Reading Nightlight was like trying to keep up with the mind (and body) of a toddler--it was constantly shifting from one thing to another and back again with zero warning. Every paragraph was filled with the crazy, random, and absurd. The parts I liked best were when the writers blatantly ridiculed the movie or the book – like mocking Meyer’s use of blank pages to convey emptiness, or Edwart and Belle staring at each other for five hours in a picturesque meadow. They even went so far as to take some lines directly from the movie or book and set them in strange context (ie. “AS IF YOU COULD OUT RUN ME!”). Let’s admit it. That part in the movie was pretty darn lame and Harvard Lampoon mocked it to the fullest extent and with my admiration.

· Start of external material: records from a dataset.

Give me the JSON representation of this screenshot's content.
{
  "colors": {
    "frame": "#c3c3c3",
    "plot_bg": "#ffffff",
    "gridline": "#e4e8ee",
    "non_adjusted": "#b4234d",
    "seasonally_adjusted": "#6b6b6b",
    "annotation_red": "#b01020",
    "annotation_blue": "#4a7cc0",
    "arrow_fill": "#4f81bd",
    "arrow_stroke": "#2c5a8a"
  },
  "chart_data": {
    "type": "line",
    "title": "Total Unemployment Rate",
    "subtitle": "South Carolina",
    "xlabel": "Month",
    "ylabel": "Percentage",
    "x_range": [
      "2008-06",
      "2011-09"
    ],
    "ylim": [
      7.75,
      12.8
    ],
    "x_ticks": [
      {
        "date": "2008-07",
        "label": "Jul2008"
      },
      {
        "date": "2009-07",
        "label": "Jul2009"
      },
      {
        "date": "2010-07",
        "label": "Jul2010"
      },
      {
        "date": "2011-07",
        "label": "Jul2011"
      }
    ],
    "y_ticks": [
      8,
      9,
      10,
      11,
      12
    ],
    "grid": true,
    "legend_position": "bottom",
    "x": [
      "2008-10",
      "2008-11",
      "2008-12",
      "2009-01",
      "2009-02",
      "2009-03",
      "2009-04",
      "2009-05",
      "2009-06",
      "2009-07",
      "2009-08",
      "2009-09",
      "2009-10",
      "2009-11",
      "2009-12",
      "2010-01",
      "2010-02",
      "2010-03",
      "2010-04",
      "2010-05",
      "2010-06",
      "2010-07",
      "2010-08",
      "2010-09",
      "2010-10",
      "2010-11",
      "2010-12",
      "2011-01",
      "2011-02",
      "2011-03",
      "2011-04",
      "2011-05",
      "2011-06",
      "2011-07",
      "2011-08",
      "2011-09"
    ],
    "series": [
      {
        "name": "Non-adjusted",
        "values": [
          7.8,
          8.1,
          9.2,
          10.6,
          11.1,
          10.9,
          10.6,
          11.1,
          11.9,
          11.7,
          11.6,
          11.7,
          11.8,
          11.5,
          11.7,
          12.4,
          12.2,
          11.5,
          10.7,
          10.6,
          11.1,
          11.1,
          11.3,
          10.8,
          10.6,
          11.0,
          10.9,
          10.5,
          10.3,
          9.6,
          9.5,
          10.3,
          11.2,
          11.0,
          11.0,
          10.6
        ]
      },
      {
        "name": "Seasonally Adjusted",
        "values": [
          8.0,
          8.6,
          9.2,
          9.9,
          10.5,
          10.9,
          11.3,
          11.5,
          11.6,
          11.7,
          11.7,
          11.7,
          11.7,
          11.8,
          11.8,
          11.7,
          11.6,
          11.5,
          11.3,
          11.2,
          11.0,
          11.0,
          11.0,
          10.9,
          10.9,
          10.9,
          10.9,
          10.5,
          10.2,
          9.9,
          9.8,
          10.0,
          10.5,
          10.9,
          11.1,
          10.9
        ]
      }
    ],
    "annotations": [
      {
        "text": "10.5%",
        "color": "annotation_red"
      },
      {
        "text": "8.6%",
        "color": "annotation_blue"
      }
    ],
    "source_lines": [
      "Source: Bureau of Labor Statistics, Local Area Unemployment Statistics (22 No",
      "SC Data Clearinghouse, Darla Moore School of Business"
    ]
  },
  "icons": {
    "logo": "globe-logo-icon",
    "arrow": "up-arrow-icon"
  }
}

My biggest disappointment was the ommision of a central character (several, actually, but one in particular) – Jacob. There were a few remarks about werewolves and one reference to a “Team Jacob”, but no character that was supposed to mock the teenage mutant ninja werewolf that is Jacob Black. I mean, what, because he’s Native American, the Harvard Lampoon is too afraid to poke fun? What a bunch of wusses.

Other than some clever and humorous moments, Nightlight was nothing worth waiting in long lines for, unless it's your life's ambition to make fun of all things Twilight. If so, Harvard Lampoon beat you to it. Time to find a new dream.

My Rating: 2.9 Stars. A "3" just didn't feel right. Other people have loved it, so I suggest you gauge your tolerance for the randomly absurd and go from there. For the sensitive reader: If you still want to read it, go ahead. I think there was only one swear word in the entire book (of the OMG variety).

Sum it up: Twilight meets The Twilight Zone – if The Twilight Zone were less creepy and suffering from a severe case of ADHD.

2 comments:

Mariam Maarouf said...

Well, I can't express the impression I had from the summary in plain words. Let's just say I looked a bit like this: -.-
And then I read your review and my doubts about the content of the book were confirmed (you were right, Mindy! Blurbs must show the real content :D)
I think I wouldn't have given it one star, and it doesn't have to do with the fact that I liked the Twilight saga. Mocking other people's work for the sake of it is just plain absurd, as you put it.

Pearls and Pumps said...

I started reading this and couldn't even get half way into it. It was the most ridiculous book I've (not) read. I was hoping to laugh my head off, but instead it gave me a headache. But I'm happy to add it to my Twilight collection, I must say.